Poszliśmy razem, Kero oprowadził mnie po tym dziwnym miejscu, przy okazji opowiedział mi o straży. Porozmawialiśmy trochę. Zaczęłam czuć pewien miły sentyment do tego miejsca. Choć wszystkie te stworzenia różniły się ode mnie, wydawały się bardzo zżyte. Oczywiście aż wybuchnąłem, gdy usłyszałam, że ten bucefał… To… znaczy Ezrael jest dowódcą jakiejś straży, jednak Kero tylko się zaśmiał pytając, czymże jest bucefał. Ostatecznie wyszliśmy na zewnątrz, do okolicznej wioski.
- W zasadzie nie zapytałem Cię o imię. – Zagadnął, gdy zbliżyliśmy się do wioski.
- Jestem Gardienne. – Uśmiechnęłam się. – A ty jesteś Kero?
- Keroshane. Kero, to tylko przezwisko. Cóż… Oto jesteśmy, to jest schronisko Eel. Prawdopodobnie ktoś stąd zabrał jedzenie.
- Myślisz, że jeszcze go nie zjadł?
- Za dużo ukradł, by zjeść wszystko na raz. Każda porcja jest ważna.
Strażnicy, schronisko… Wydzielanie jedzenia… Czy tu ma miejsce jakaś wojna?
- Cos w tym rodzaju… Pamiętasz kryształ, który był w Sali, w której się pojawiłaś?
- Tak… To dziwne, ale strasznie mnie do niego ciągnęło, jakbym już go kiedyś widziała… - Kero spojrzał na mnie badawczo.
- Jeszcze nie tak dawno był kilka razy większy. – Spojrzałam na niego – Ten kryształ daje nam coś w rodzaju… Energii do życia, Maana.

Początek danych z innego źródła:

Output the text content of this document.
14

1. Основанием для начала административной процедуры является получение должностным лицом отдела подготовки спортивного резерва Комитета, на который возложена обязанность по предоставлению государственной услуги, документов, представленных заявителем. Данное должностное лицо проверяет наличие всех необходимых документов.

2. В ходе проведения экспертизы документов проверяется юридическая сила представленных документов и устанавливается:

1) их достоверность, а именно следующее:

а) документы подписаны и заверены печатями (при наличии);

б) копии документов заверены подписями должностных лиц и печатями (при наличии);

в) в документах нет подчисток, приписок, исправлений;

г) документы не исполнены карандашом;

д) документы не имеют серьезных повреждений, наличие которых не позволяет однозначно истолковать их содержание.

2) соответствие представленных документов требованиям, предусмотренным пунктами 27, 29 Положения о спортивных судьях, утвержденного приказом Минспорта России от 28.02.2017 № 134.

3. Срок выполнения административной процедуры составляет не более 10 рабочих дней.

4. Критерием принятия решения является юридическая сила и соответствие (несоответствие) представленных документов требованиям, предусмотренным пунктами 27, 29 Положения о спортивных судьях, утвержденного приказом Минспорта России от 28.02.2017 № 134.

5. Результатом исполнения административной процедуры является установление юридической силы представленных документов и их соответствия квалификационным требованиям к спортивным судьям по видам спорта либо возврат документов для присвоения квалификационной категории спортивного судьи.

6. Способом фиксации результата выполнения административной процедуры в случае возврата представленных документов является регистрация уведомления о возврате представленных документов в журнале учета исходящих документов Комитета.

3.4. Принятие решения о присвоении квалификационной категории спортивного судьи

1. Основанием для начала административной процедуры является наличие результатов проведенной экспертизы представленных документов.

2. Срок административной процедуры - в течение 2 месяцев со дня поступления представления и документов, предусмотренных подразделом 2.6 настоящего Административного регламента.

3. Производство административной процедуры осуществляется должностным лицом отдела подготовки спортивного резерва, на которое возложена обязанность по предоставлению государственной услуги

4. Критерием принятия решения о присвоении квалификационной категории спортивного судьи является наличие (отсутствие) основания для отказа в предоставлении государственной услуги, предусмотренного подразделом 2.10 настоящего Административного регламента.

- Dlatego ta lisica tak się wściekła, gdy mnie tam znalazła…
Zaczęliśmy przeszukiwać okolicę.
- Nie dziw się jej, ostatnio ma naprawdę wiele na głowie. To już jednak nasze sprawy.
- Oh… - Poczułam coś pod krzakiem, jakieś zawiniątko. – Chyba znalazłam! Tak… Jest chleb! – Podałam go Kero. Ten jednak zawahał się, po czym zostawił kawałek pod krzakiem.
- Tylko nie mów Miiko.
Uśmiechnęliśmy się do siebie. Nagle poczułam dla niego ogromny przypływ sympatii. Kero jako jedyny tutaj wydał mi się tu osobą… O dobrym sercu.
- Powinniśmy już wracać, odnieśmy to a potem… Potem spróbujemy porozmawiać z Miiko.
Wetchnęłam na samą myśl o tym… Wcale nie chciałam tam iść.